La disparition d’Emiliano Sala, confirmée dans la nuit par les autorités britanniques, bouleverse le monde du football. Les hommages se succèdent ces dernières heures sur les réseaux sociaux. Une minute d’applaudissements sera observée sur toutes les pelouses de Ligue 1 et de Ligue 2 ce week-end à la demande la Ligue de Football Professionnel. Le FC Nantes, profondément marqué, a décidé de retirer le n° 9 que portait l’attaquant argentin. L’émotion est vive, aussi, à Cardiff. « Nous devons simplement essayer d’aller de l’avant. On ne peut pas oublier ce genre de choses. On essaye de garder le souvenir de notre rencontre avec Emiliano dans un coin de notre tête », témoignait Neil Warnock, manager des Bluebirds, ce vendredi en conférence de presse.

Dans une atmosphère chargée, le technicien anglais n’a pas caché ses sentiments. « Tout le monde s’attendait au pire. J’ai reçu un coup de fil hier soir. C’était étrange. La nouvelle a soulagé et réconforté la famille. Je ne sais pas comment les joueurs se sentent car je ne les ai pas encore vus », a-t-il expliqué, relayé par le Wales Online, avouant avoir vécu des semaines difficiles. « J’étais un peu secoué. J’étais surpris de pleurer. Parfois, on ne réalise pas à quel point on est touché par certaines situations. Je crois qu’il n’y a rien de mal à pleurer. N’importe quel parent aurait pensé à Emiliano à ce moment-là », a-t-il indiqué.

« C’était juste un mec bien »

S’il n’a pas côtoyé très longtemps l’ancien Bordelais, le coach lui a rendu un hommage vibrant, regrettant l’homme et le joueur. « Je crois qu’Emiliano était un joueur qui collait à ma philosophie. C’était un joueur accrocheur qui, pour moi, aurait marqué 10-15 buts par saison ici, mais aussi un joueur collectif, un gros travailleur. Et en même temps, c’était un type bien. Il n’était plus tout jeune, mais il arrivait au top, je le sentais. Il était dans sa zone de confort en France, mais il s’est amélioré tous les ans. Il avait un peu peur de relever le challenge ici, mais il savait qu’il devait franchir le pas », a-t-il confié avant de poursuivre.
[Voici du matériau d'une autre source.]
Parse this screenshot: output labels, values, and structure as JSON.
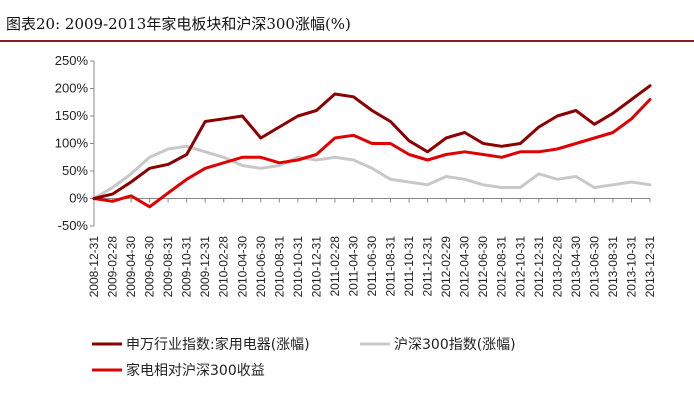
{
  "figure_title": "图表20:  2009-2013年家电板块和沪深300涨幅(%)",
  "colors": {
    "primary": "#8b0000",
    "secondary": "#c8c8c8",
    "relative": "#e00000",
    "rule": "#8b1a1a"
  },
  "chart_data": {
    "type": "line",
    "title": "",
    "xlabel": "",
    "ylabel": "",
    "ylim": [
      -50,
      250
    ],
    "yticks": [
      -50,
      0,
      50,
      100,
      150,
      200,
      250
    ],
    "ytick_labels": [
      "-50%",
      "0%",
      "50%",
      "100%",
      "150%",
      "200%",
      "250%"
    ],
    "grid": false,
    "legend": "bottom",
    "x_ticks": [
      "2008-12-31",
      "2009-02-28",
      "2009-04-30",
      "2009-06-30",
      "2009-08-31",
      "2009-10-31",
      "2009-12-31",
      "2010-02-28",
      "2010-04-30",
      "2010-06-30",
      "2010-08-31",
      "2010-10-31",
      "2010-12-31",
      "2011-02-28",
      "2011-04-30",
      "2011-06-30",
      "2011-08-31",
      "2011-10-31",
      "2011-12-31",
      "2012-02-29",
      "2012-04-30",
      "2012-06-30",
      "2012-08-31",
      "2012-10-31",
      "2012-12-31",
      "2013-02-28",
      "2013-04-30",
      "2013-06-30",
      "2013-08-31",
      "2013-10-31",
      "2013-12-31"
    ],
    "series": [
      {
        "name": "申万行业指数:家用电器(涨幅)",
        "color": "#8b0000",
        "values": [
          0,
          8,
          30,
          55,
          62,
          80,
          140,
          145,
          150,
          110,
          130,
          150,
          160,
          190,
          185,
          160,
          140,
          105,
          85,
          110,
          120,
          100,
          95,
          100,
          130,
          150,
          160,
          135,
          155,
          180,
          205
        ]
      },
      {
        "name": "沪深300指数(涨幅)",
        "color": "#c8c8c8",
        "values": [
          0,
          20,
          45,
          75,
          90,
          95,
          85,
          75,
          60,
          55,
          60,
          75,
          70,
          75,
          70,
          55,
          35,
          30,
          25,
          40,
          35,
          25,
          20,
          20,
          45,
          35,
          40,
          20,
          25,
          30,
          25
        ]
      },
      {
        "name": "家电相对沪深300收益",
        "color": "#e00000",
        "values": [
          0,
          -5,
          5,
          -15,
          10,
          35,
          55,
          65,
          75,
          75,
          65,
          70,
          80,
          110,
          115,
          100,
          100,
          80,
          70,
          80,
          85,
          80,
          75,
          85,
          85,
          90,
          100,
          110,
          120,
          145,
          180
        ]
      }
    ]
  }
}
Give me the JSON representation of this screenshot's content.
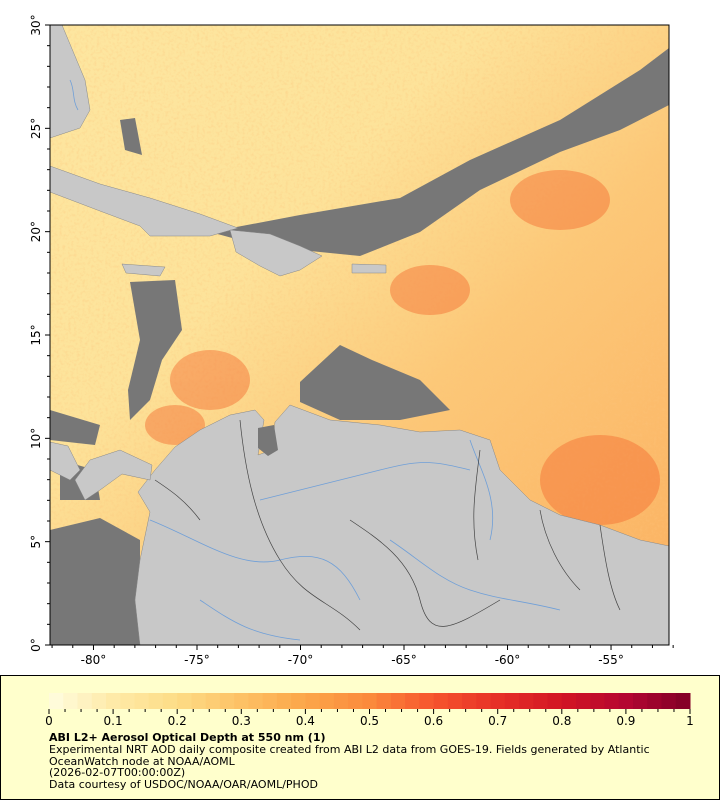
{
  "map": {
    "lon_ticks": [
      "-80°",
      "-75°",
      "-70°",
      "-65°",
      "-60°",
      "-55°"
    ],
    "lat_ticks": [
      "0°",
      "5°",
      "10°",
      "15°",
      "20°",
      "25°",
      "30°"
    ],
    "lon_range": [
      -82.1,
      -52.2
    ],
    "lat_range": [
      0,
      30
    ],
    "colors": {
      "land": "#c8c8c8",
      "no_data": "#777777",
      "rivers": "#6f9fd8",
      "borders": "#444444"
    }
  },
  "legend": {
    "colorbar": {
      "range": [
        0,
        1
      ],
      "tick_labels": [
        "0",
        "0.1",
        "0.2",
        "0.3",
        "0.4",
        "0.5",
        "0.6",
        "0.7",
        "0.8",
        "0.9",
        "1"
      ],
      "colors": [
        "#fffde0",
        "#feeaa8",
        "#fddc86",
        "#fdc165",
        "#fca649",
        "#fb8a3c",
        "#f6542d",
        "#e63027",
        "#d21524",
        "#b40631",
        "#800026"
      ]
    },
    "title": "ABI L2+ Aerosol Optical Depth at 550 nm (1)",
    "line1": "Experimental NRT AOD daily composite created from ABI L2 data from GOES-19. Fields generated by Atlantic",
    "line2": "OceanWatch node at NOAA/AOML",
    "line3": "(2026-02-07T00:00:00Z)",
    "line4": "Data courtesy of USDOC/NOAA/OAR/AOML/PHOD"
  }
}
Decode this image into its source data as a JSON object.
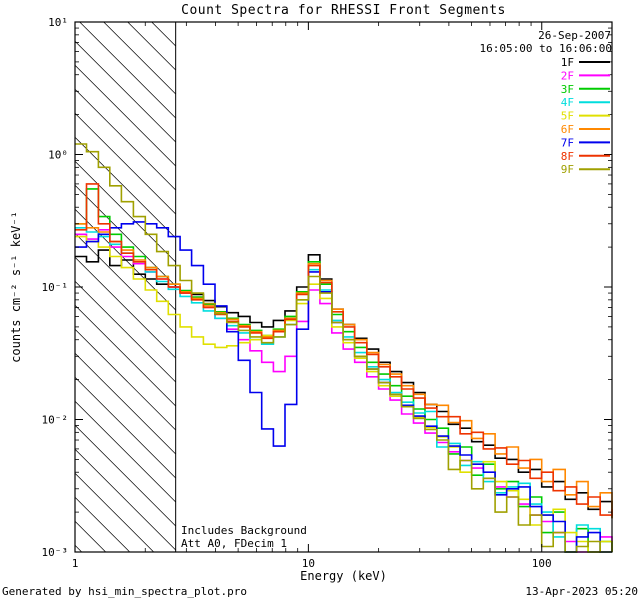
{
  "title": "Count Spectra for RHESSI Front Segments",
  "annotations": {
    "date": "26-Sep-2007",
    "interval": "16:05:00 to 16:06:00",
    "note1": "Includes Background",
    "note2": "Att A0, FDecim 1"
  },
  "footer": {
    "left": "Generated by hsi_min_spectra_plot.pro",
    "right": "13-Apr-2023 05:20"
  },
  "chart_data": {
    "type": "line",
    "mode": "staircase-histogram, log-log",
    "title": "Count Spectra for RHESSI Front Segments",
    "xlabel": "Energy (keV)",
    "ylabel": "counts cm⁻² s⁻¹ keV⁻¹",
    "xlim": [
      1,
      200
    ],
    "ylim": [
      0.001,
      10
    ],
    "grid": false,
    "legend_position": "top-right",
    "hatch_region": [
      1,
      2.7
    ],
    "xticks": [
      {
        "v": 1,
        "label": "1"
      },
      {
        "v": 10,
        "label": "10"
      },
      {
        "v": 100,
        "label": "100"
      }
    ],
    "yticks": [
      {
        "v": 10,
        "label": "10¹"
      },
      {
        "v": 1,
        "label": "10⁰"
      },
      {
        "v": 0.1,
        "label": "10⁻¹"
      },
      {
        "v": 0.01,
        "label": "10⁻²"
      },
      {
        "v": 0.001,
        "label": "10⁻³"
      }
    ],
    "energy_edges": [
      1.0,
      1.12,
      1.26,
      1.41,
      1.58,
      1.78,
      2.0,
      2.24,
      2.51,
      2.82,
      3.16,
      3.55,
      3.98,
      4.47,
      5.01,
      5.62,
      6.31,
      7.08,
      7.94,
      8.91,
      10.0,
      11.2,
      12.6,
      14.1,
      15.8,
      17.8,
      20.0,
      22.4,
      25.1,
      28.2,
      31.6,
      35.5,
      39.8,
      44.7,
      50.1,
      56.2,
      63.1,
      70.8,
      79.4,
      89.1,
      100.0,
      112.0,
      126.0,
      141.0,
      158.0,
      178.0,
      200.0
    ],
    "series": [
      {
        "name": "1F",
        "color": "#000000",
        "values": [
          0.17,
          0.155,
          0.19,
          0.145,
          0.16,
          0.125,
          0.115,
          0.105,
          0.1,
          0.093,
          0.088,
          0.079,
          0.071,
          0.064,
          0.06,
          0.054,
          0.05,
          0.056,
          0.066,
          0.1,
          0.175,
          0.115,
          0.068,
          0.052,
          0.041,
          0.034,
          0.027,
          0.023,
          0.019,
          0.016,
          0.013,
          0.0115,
          0.0092,
          0.0086,
          0.0068,
          0.0064,
          0.0051,
          0.005,
          0.004,
          0.0042,
          0.0031,
          0.0034,
          0.0025,
          0.0028,
          0.0021,
          0.0024,
          0.0018
        ]
      },
      {
        "name": "2F",
        "color": "#ff00ff",
        "values": [
          0.25,
          0.23,
          0.27,
          0.2,
          0.17,
          0.15,
          0.13,
          0.115,
          0.1,
          0.09,
          0.082,
          0.07,
          0.058,
          0.048,
          0.04,
          0.033,
          0.027,
          0.023,
          0.03,
          0.055,
          0.095,
          0.075,
          0.045,
          0.034,
          0.027,
          0.021,
          0.017,
          0.014,
          0.011,
          0.0094,
          0.0079,
          0.0067,
          0.0057,
          0.0049,
          0.0043,
          0.0036,
          0.0031,
          0.0026,
          0.0023,
          0.0019,
          0.0017,
          0.0014,
          0.0012,
          0.001,
          0.0009,
          0.0013,
          0.0008
        ]
      },
      {
        "name": "3F",
        "color": "#00cc00",
        "values": [
          0.3,
          0.55,
          0.34,
          0.25,
          0.2,
          0.17,
          0.14,
          0.12,
          0.105,
          0.094,
          0.084,
          0.074,
          0.065,
          0.058,
          0.052,
          0.047,
          0.043,
          0.048,
          0.06,
          0.092,
          0.155,
          0.105,
          0.062,
          0.046,
          0.035,
          0.027,
          0.022,
          0.018,
          0.015,
          0.012,
          0.01,
          0.0086,
          0.0055,
          0.0062,
          0.0038,
          0.0046,
          0.003,
          0.0034,
          0.0022,
          0.0026,
          0.0014,
          0.002,
          0.001,
          0.0015,
          0.0008,
          0.0012,
          0.0007
        ]
      },
      {
        "name": "4F",
        "color": "#00dddd",
        "values": [
          0.28,
          0.26,
          0.24,
          0.21,
          0.18,
          0.155,
          0.13,
          0.11,
          0.096,
          0.085,
          0.076,
          0.066,
          0.058,
          0.051,
          0.045,
          0.04,
          0.037,
          0.042,
          0.052,
          0.08,
          0.135,
          0.095,
          0.056,
          0.042,
          0.032,
          0.025,
          0.02,
          0.016,
          0.0135,
          0.0112,
          0.0115,
          0.0062,
          0.0066,
          0.0045,
          0.0048,
          0.0034,
          0.0028,
          0.0031,
          0.0033,
          0.0023,
          0.002,
          0.0013,
          0.001,
          0.0016,
          0.0015,
          0.0008,
          0.0006
        ]
      },
      {
        "name": "5F",
        "color": "#e0e000",
        "values": [
          0.24,
          0.22,
          0.2,
          0.17,
          0.14,
          0.115,
          0.095,
          0.078,
          0.062,
          0.05,
          0.042,
          0.037,
          0.035,
          0.036,
          0.038,
          0.04,
          0.043,
          0.047,
          0.056,
          0.075,
          0.105,
          0.082,
          0.05,
          0.038,
          0.029,
          0.023,
          0.018,
          0.015,
          0.0125,
          0.0104,
          0.0087,
          0.0074,
          0.0062,
          0.004,
          0.0046,
          0.0048,
          0.0034,
          0.0029,
          0.0025,
          0.0016,
          0.0019,
          0.0021,
          0.0014,
          0.0012,
          0.0007,
          0.0012,
          0.0008
        ]
      },
      {
        "name": "6F",
        "color": "#ff8800",
        "values": [
          0.3,
          0.28,
          0.26,
          0.22,
          0.19,
          0.16,
          0.14,
          0.12,
          0.105,
          0.092,
          0.082,
          0.072,
          0.064,
          0.057,
          0.051,
          0.046,
          0.042,
          0.047,
          0.058,
          0.09,
          0.15,
          0.112,
          0.068,
          0.052,
          0.04,
          0.032,
          0.026,
          0.022,
          0.018,
          0.0155,
          0.013,
          0.0128,
          0.0095,
          0.0098,
          0.0072,
          0.0078,
          0.0055,
          0.0062,
          0.0043,
          0.005,
          0.0034,
          0.0042,
          0.0027,
          0.0034,
          0.0022,
          0.0028,
          0.0018
        ]
      },
      {
        "name": "7F",
        "color": "#0000ee",
        "values": [
          0.2,
          0.22,
          0.25,
          0.28,
          0.3,
          0.31,
          0.3,
          0.28,
          0.24,
          0.19,
          0.145,
          0.105,
          0.072,
          0.046,
          0.028,
          0.016,
          0.0085,
          0.0063,
          0.013,
          0.048,
          0.13,
          0.092,
          0.054,
          0.04,
          0.03,
          0.024,
          0.019,
          0.0155,
          0.0128,
          0.0106,
          0.0089,
          0.0075,
          0.0063,
          0.0054,
          0.0046,
          0.004,
          0.0027,
          0.003,
          0.0031,
          0.0022,
          0.0019,
          0.0017,
          0.001,
          0.0013,
          0.0014,
          0.001,
          0.0007
        ]
      },
      {
        "name": "8F",
        "color": "#ee3300",
        "values": [
          0.27,
          0.6,
          0.3,
          0.22,
          0.18,
          0.155,
          0.135,
          0.115,
          0.1,
          0.09,
          0.08,
          0.07,
          0.062,
          0.055,
          0.05,
          0.045,
          0.041,
          0.046,
          0.057,
          0.088,
          0.145,
          0.108,
          0.065,
          0.05,
          0.038,
          0.031,
          0.025,
          0.021,
          0.017,
          0.0145,
          0.0122,
          0.0105,
          0.0105,
          0.0078,
          0.008,
          0.006,
          0.0061,
          0.0046,
          0.0049,
          0.0036,
          0.004,
          0.0029,
          0.0031,
          0.0023,
          0.0026,
          0.0019,
          0.0021
        ]
      },
      {
        "name": "9F",
        "color": "#a0a000",
        "values": [
          1.2,
          1.05,
          0.8,
          0.58,
          0.44,
          0.34,
          0.25,
          0.185,
          0.145,
          0.112,
          0.09,
          0.075,
          0.063,
          0.054,
          0.047,
          0.042,
          0.038,
          0.042,
          0.052,
          0.08,
          0.12,
          0.09,
          0.054,
          0.04,
          0.03,
          0.024,
          0.019,
          0.0155,
          0.0125,
          0.0102,
          0.0084,
          0.007,
          0.0042,
          0.0049,
          0.003,
          0.0036,
          0.002,
          0.0026,
          0.0016,
          0.0019,
          0.0011,
          0.0014,
          0.0008,
          0.0011,
          0.0012,
          0.0008,
          0.0006
        ]
      }
    ]
  }
}
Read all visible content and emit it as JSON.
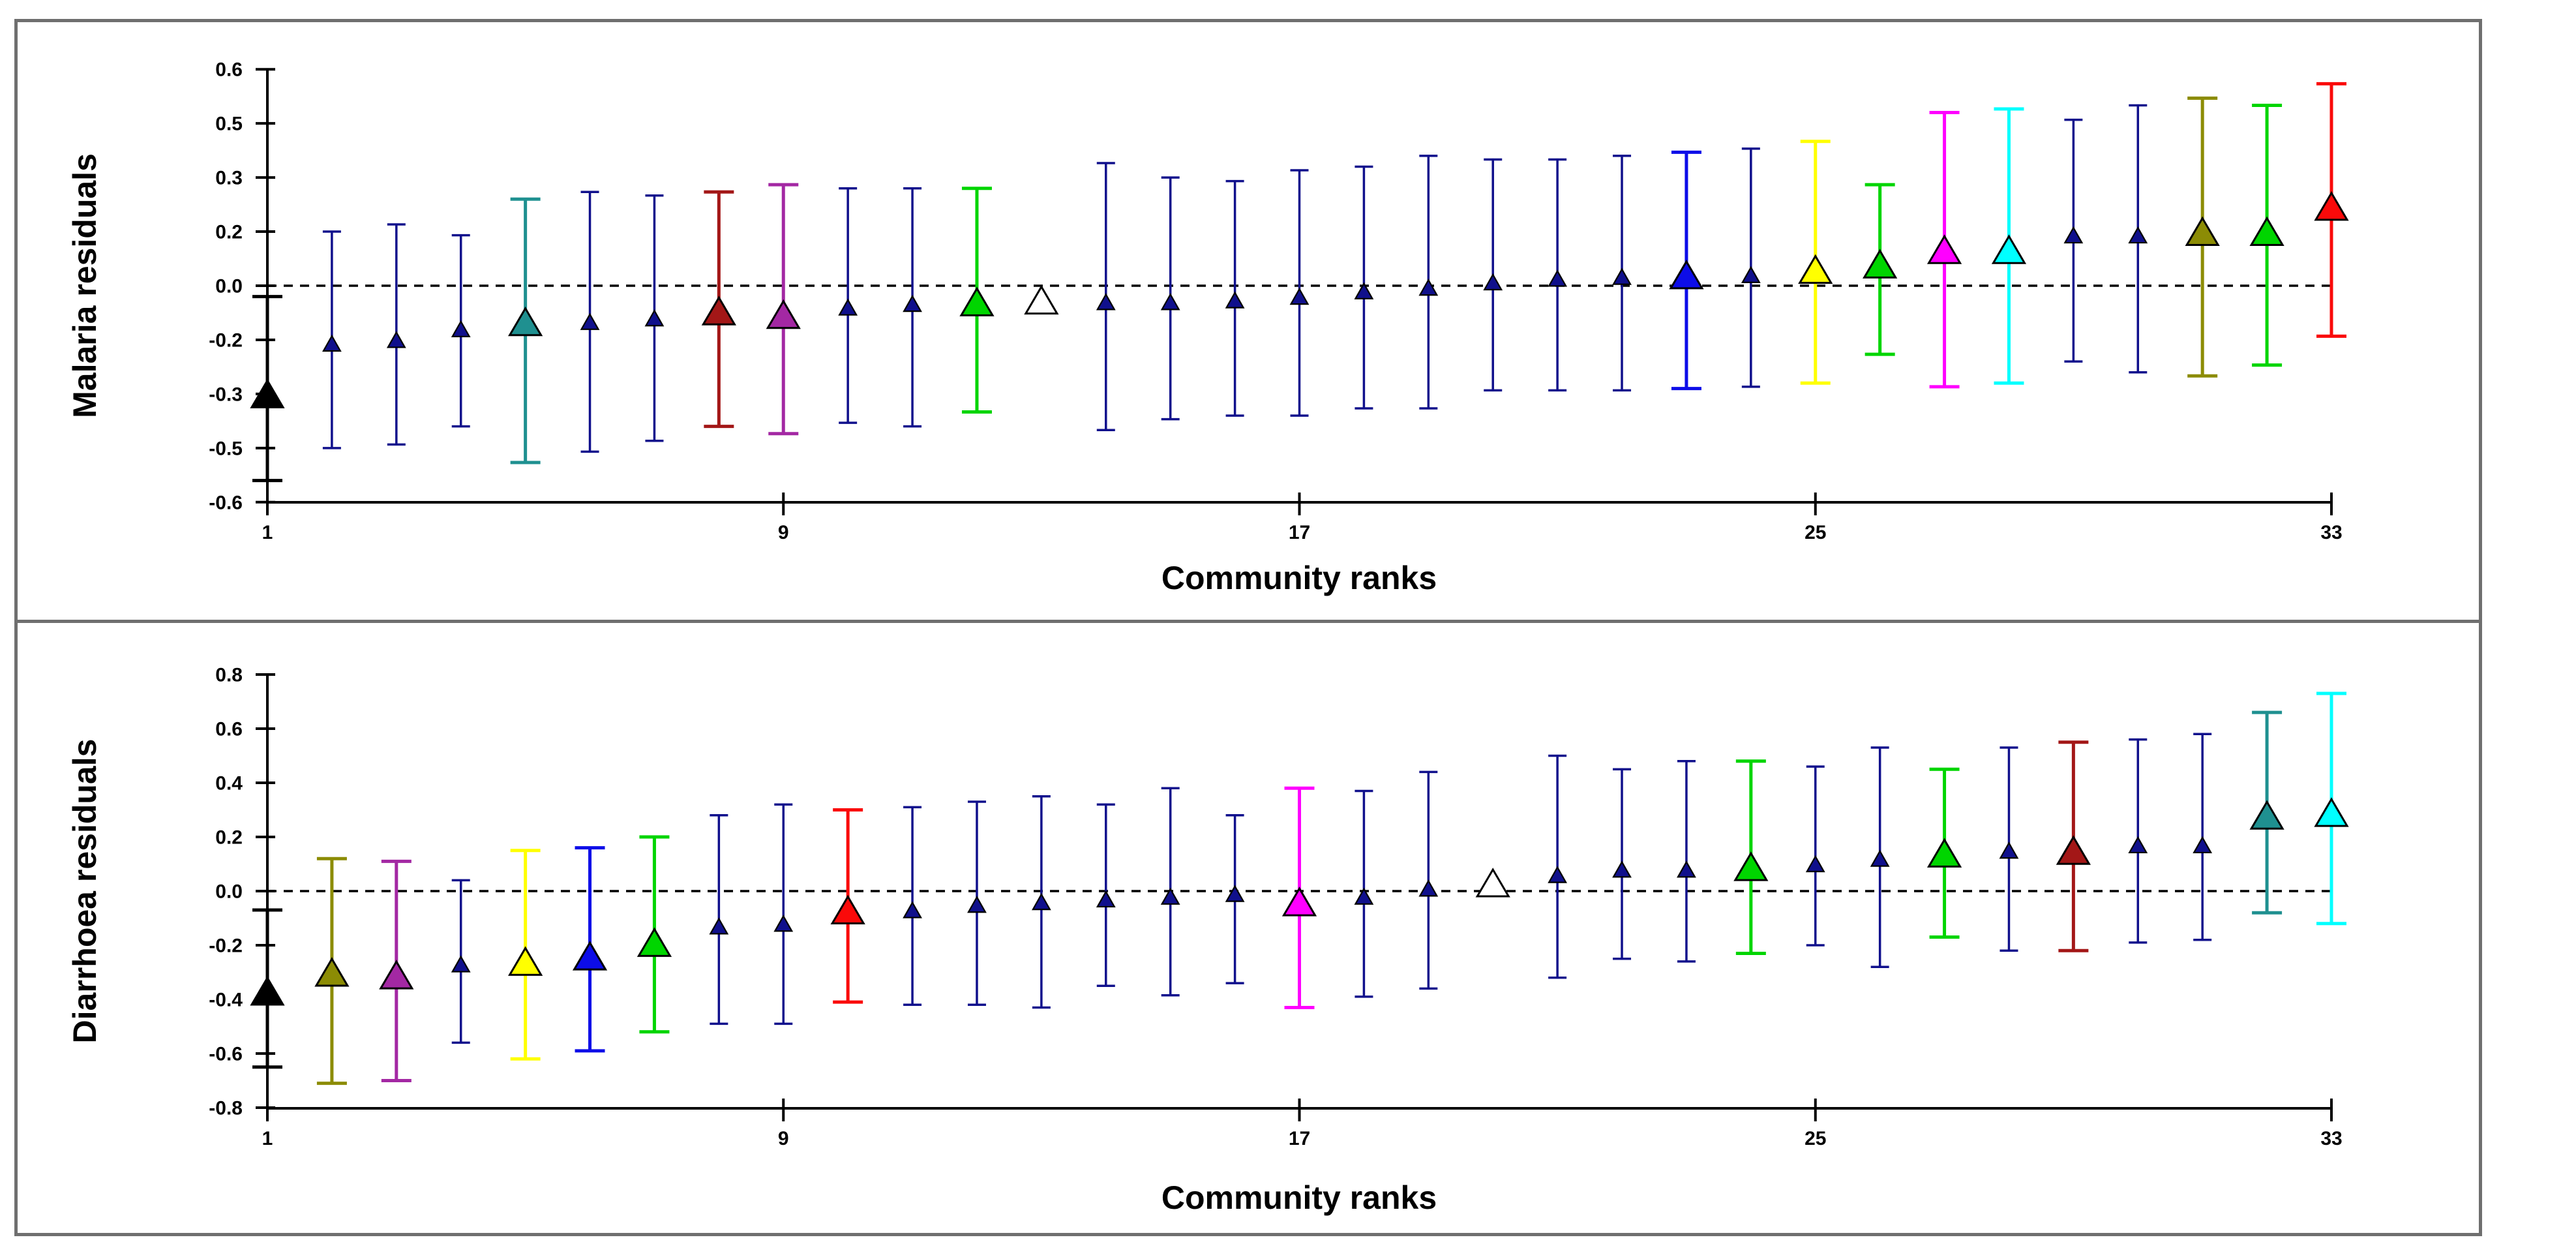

« Je pensais qu’il pouvait marquer des buts en Premier League et c’est plus facile en rejoignant un club familial comme Cardiff, avec un groupe de joueurs unis. Il avait tout pour réussir avec nous. Il avait un sacré sens de l’humour et j’aimais ses goûts musicaux. C’était juste un mec bien, personne n’avait rien de mal à dire sur lui », a-t-il lancé, remerciant l’Angleterre et le monde du football pour leur solidarité et annonçant un nouvel hommage ce week-end contre Southampton. « Nous porterons un brassard noir et observerons une minute de silence. Je suis sûr que les supporters de Southampton nous suivrons », a-t-il conclu, ému, laissant de côté les histoires de gros sous liées au transfert. L’important est ailleurs.